So I am going to react hydrochloric acid with tin and want to get a rough estimate of how much tin a given quantity of acid can dissolve.

Atomic weights: Sn = 119, Cl = 35.5, H = 1

100ml of 35% HCl contains 35ml of HCl or approximately 35g HCl, about 1 mole of chlorine.

In the reaction, 1 mole of tin reacts with 2 moles of chlorine. As we have only 1 mole of chlorine then the acid would react with half a mole of tin.
About 60g of tin.

Can anyone tell me if this about right?
It seems an awful lot of tin.

 

Does not easily react ...

At wt Sn is 119 ............HCl is 36 .........

So 119 gm Sn reacts with 72 gm HCl ........... but since acid is only 35% pure HCl , you need 200gm or ml (aprox) of acid

Or 60gm tin reacts with about 100gm acid ... but that's assuming all acid reacts , as the reaction proceeds acid will dilute and make things very slow ..
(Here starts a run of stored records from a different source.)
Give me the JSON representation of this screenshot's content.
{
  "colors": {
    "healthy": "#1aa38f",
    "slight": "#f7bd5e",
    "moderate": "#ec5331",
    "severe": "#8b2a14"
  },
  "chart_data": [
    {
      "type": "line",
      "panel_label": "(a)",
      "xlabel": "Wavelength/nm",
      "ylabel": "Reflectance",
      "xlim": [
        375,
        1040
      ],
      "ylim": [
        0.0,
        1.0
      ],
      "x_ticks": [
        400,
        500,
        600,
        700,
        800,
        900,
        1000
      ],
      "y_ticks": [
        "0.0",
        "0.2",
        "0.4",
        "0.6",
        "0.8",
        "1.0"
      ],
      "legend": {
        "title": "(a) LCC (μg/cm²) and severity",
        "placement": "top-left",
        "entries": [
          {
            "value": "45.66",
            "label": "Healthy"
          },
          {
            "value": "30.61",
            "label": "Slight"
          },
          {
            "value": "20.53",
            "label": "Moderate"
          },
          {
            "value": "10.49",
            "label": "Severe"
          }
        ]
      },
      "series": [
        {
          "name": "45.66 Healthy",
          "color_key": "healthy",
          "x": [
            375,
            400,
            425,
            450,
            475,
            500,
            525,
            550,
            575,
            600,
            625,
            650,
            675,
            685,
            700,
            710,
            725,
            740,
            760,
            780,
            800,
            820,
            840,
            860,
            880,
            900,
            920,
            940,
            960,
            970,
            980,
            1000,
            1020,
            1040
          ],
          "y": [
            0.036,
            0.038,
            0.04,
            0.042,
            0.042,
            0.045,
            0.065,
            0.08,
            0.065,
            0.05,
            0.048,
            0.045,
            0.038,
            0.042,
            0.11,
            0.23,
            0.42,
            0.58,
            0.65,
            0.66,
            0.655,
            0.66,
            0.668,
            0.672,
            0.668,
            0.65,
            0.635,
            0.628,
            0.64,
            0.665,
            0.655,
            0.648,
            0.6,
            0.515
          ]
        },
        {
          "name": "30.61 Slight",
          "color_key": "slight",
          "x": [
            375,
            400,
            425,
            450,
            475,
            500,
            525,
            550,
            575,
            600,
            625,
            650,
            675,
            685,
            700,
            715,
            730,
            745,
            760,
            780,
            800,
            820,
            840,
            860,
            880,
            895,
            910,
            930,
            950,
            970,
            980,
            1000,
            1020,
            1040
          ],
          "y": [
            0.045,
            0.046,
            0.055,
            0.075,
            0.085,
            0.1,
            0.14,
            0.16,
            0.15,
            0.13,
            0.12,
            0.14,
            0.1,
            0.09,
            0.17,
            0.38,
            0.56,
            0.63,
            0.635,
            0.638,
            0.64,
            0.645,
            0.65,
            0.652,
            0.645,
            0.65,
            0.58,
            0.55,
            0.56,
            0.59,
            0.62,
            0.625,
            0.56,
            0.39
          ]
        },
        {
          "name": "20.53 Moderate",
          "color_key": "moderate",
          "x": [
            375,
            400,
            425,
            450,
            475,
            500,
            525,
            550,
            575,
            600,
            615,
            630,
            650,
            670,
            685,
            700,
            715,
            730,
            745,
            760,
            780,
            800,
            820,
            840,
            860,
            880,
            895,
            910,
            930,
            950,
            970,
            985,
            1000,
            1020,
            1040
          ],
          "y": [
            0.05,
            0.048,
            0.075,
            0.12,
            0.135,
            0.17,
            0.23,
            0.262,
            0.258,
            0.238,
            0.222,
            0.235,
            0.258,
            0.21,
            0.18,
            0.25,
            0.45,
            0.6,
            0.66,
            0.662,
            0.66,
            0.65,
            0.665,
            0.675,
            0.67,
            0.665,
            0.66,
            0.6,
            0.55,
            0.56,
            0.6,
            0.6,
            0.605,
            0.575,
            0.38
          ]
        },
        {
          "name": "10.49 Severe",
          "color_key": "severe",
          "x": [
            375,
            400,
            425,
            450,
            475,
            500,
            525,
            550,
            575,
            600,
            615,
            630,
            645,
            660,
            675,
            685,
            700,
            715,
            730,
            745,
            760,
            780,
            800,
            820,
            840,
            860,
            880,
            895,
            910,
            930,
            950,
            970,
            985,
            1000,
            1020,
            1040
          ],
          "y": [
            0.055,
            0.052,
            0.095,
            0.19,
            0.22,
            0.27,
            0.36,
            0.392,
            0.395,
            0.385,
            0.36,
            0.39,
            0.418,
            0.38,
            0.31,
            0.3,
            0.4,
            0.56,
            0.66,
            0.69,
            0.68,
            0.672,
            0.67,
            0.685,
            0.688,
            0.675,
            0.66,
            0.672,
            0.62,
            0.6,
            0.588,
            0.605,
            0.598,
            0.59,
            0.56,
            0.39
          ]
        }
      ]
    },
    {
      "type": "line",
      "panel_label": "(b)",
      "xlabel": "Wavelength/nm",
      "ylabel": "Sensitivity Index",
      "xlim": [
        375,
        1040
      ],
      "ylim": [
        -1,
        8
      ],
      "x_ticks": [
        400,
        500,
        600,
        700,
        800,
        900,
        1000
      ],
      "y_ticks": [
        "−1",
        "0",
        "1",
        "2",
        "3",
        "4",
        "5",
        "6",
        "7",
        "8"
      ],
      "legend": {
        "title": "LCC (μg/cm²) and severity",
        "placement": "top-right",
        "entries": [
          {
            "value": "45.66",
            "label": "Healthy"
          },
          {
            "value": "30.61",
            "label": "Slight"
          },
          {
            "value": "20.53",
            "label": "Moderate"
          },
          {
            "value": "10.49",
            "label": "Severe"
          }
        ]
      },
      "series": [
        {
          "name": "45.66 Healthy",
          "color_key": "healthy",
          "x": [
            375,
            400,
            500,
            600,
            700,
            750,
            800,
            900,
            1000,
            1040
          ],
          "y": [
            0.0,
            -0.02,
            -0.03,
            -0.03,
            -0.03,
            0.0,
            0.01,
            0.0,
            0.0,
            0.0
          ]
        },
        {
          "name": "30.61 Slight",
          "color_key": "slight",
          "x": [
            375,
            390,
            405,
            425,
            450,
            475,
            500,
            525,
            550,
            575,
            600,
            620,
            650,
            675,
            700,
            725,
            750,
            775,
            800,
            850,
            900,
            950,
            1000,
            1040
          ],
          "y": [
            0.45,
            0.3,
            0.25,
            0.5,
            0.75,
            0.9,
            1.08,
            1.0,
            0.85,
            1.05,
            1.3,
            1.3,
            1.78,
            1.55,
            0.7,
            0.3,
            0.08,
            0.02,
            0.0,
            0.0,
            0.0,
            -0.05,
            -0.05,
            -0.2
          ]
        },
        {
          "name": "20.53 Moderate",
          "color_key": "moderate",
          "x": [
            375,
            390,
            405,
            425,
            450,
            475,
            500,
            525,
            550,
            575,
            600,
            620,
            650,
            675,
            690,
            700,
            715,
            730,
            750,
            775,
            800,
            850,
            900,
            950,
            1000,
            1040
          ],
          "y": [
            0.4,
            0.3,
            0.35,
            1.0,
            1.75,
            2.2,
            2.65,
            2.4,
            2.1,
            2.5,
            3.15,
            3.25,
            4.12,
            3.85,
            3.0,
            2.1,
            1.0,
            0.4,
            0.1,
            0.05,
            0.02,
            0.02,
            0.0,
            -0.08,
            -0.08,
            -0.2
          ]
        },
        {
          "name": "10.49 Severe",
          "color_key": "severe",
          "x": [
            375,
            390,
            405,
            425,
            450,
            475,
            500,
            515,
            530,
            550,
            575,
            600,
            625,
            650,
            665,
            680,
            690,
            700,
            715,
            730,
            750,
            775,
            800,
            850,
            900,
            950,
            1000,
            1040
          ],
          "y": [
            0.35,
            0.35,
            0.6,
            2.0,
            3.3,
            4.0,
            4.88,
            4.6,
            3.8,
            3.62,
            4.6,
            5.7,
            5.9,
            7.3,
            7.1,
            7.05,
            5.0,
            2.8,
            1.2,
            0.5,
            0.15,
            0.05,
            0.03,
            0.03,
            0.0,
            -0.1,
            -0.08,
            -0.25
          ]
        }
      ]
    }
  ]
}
It's customary to use excess acid , then heat . The HCl and water left over will be driven off ..

 

OK, thanks. Given that it's 40 or so years since I did any such calculations I am so pleased I got it right. The plan is to deliberately leave some acid there so it is an acidic stannous chloride solution. So I can put in 30g of tin to get the desired result - but as I said it seems a lot of tin.